Building a Public Face Recognition API — And Why I Over-Engineered It

Computer VisionBackendPythonFastAPIFirebase

A face-lookup feature shipped as a working API in under a second per request, without the scale infrastructure it didn’t need yet.

3 endpoints, ~737ms–1.8s latency across 20K+ facial records on CPU-only inference.

20K+

Facial records tested

737 ms

Fastest endpoint

FaceNet512

Model

The Starting Point

I was learning computer vision and wanted to go beyond tutorials. As a backend engineer, the natural extension was: build something production-shaped. After validating the idea with a few AI tools, I confirmed it was feasible and started building a public face recognition API — three endpoints, real inference, real dataset.

What I Built and Decided

GPU vs CPU inference

First decision: run FaceNet512 on GPU or CPU. On GPU, cold start took 10+ seconds due to CUDA driver loading. On CPU, cold start was faster and inference latency was close enough to GPU that the difference didn't justify the overhead. Went with CPU on a private server.

Microservice architecture

The original plan was a microservice design built for scale — separate services, multi-region pricing model, and an evaluation of Firebase vs Supabase vs full self-host. This was the wrong frame for an MVP. All of it was running on a single server anyway.

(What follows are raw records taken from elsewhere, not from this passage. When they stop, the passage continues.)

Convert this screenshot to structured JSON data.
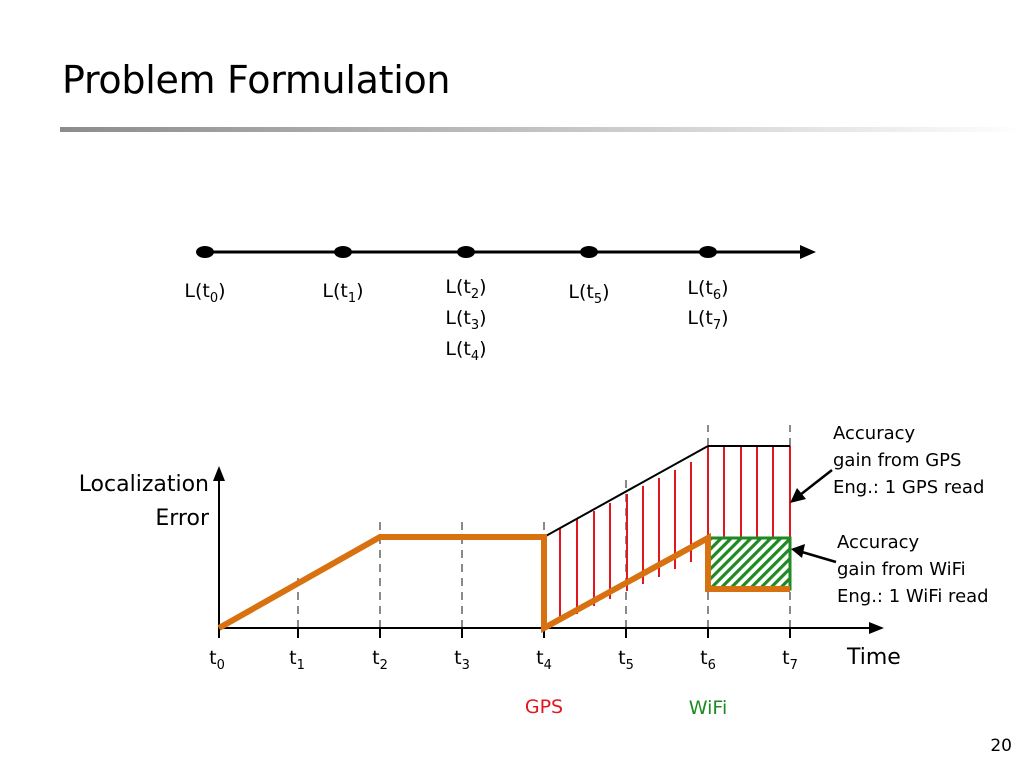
{
  "slide": {
    "title": "Problem Formulation",
    "page_number": "20"
  },
  "location_timeline": {
    "labels": [
      {
        "lines": [
          {
            "base": "L(t",
            "sub": "0",
            "tail": ")"
          }
        ]
      },
      {
        "lines": [
          {
            "base": "L(t",
            "sub": "1",
            "tail": ")"
          }
        ]
      },
      {
        "lines": [
          {
            "base": "L(t",
            "sub": "2",
            "tail": ")"
          },
          {
            "base": "L(t",
            "sub": "3",
            "tail": ")"
          },
          {
            "base": "L(t",
            "sub": "4",
            "tail": ")"
          }
        ]
      },
      {
        "lines": [
          {
            "base": "L(t",
            "sub": "5",
            "tail": ")"
          }
        ]
      },
      {
        "lines": [
          {
            "base": "L(t",
            "sub": "6",
            "tail": ")"
          },
          {
            "base": "L(t",
            "sub": "7",
            "tail": ")"
          }
        ]
      }
    ]
  },
  "error_graph": {
    "y_axis_label_line1": "Localization",
    "y_axis_label_line2": "Error",
    "x_axis_label": "Time",
    "ticks": [
      {
        "base": "t",
        "sub": "0"
      },
      {
        "base": "t",
        "sub": "1"
      },
      {
        "base": "t",
        "sub": "2"
      },
      {
        "base": "t",
        "sub": "3"
      },
      {
        "base": "t",
        "sub": "4"
      },
      {
        "base": "t",
        "sub": "5"
      },
      {
        "base": "t",
        "sub": "6"
      },
      {
        "base": "t",
        "sub": "7"
      }
    ],
    "gps_label": "GPS",
    "wifi_label": "WiFi",
    "gps_annotation": [
      "Accuracy",
      "gain from GPS",
      "Eng.: 1 GPS read"
    ],
    "wifi_annotation": [
      "Accuracy",
      "gain from WiFi",
      "Eng.: 1 WiFi read"
    ]
  },
  "colors": {
    "error_curve": "#d87210",
    "gps": "#e3161f",
    "wifi": "#1f8a24",
    "axis": "#000000",
    "dashed_guides": "#8a8a8a"
  }
}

Storage and embedding strategy

Facial photos are stored resized to 512px. DeepFace automatically generates and caches embeddings in a .pkl file on first scan — so search operates against cached embeddings, not raw images. Metadata is stored in Firestore. At 20K+ records, Firestore latency became noticeable and migrating to self-hosted PostgreSQL on the same server was considered.

The over-engineering realization

The microservice design, multi-region pricing research, and database provider debates were all premature. None of them mattered at MVP stage. The API worked. The latency was acceptable. The lesson: solve the problem in front of you, not the one three steps ahead.

Endpoint Latency

Endpoint	Description	Latency
/enroll	Register a new face	~1,844 ms
/verify	1:1 identity check	~1,037 ms
/find	1:N search across 20K+ records	~737 ms

Tested against 20K+ facial embeddings on a private server using CPU inference.

Takeaway

The API works. The latency is acceptable for the use case. But the bigger lesson was about scope: microservice design, multi-region pricing, and database provider debates are not MVP problems. Ship first. Optimize the parts that actually break.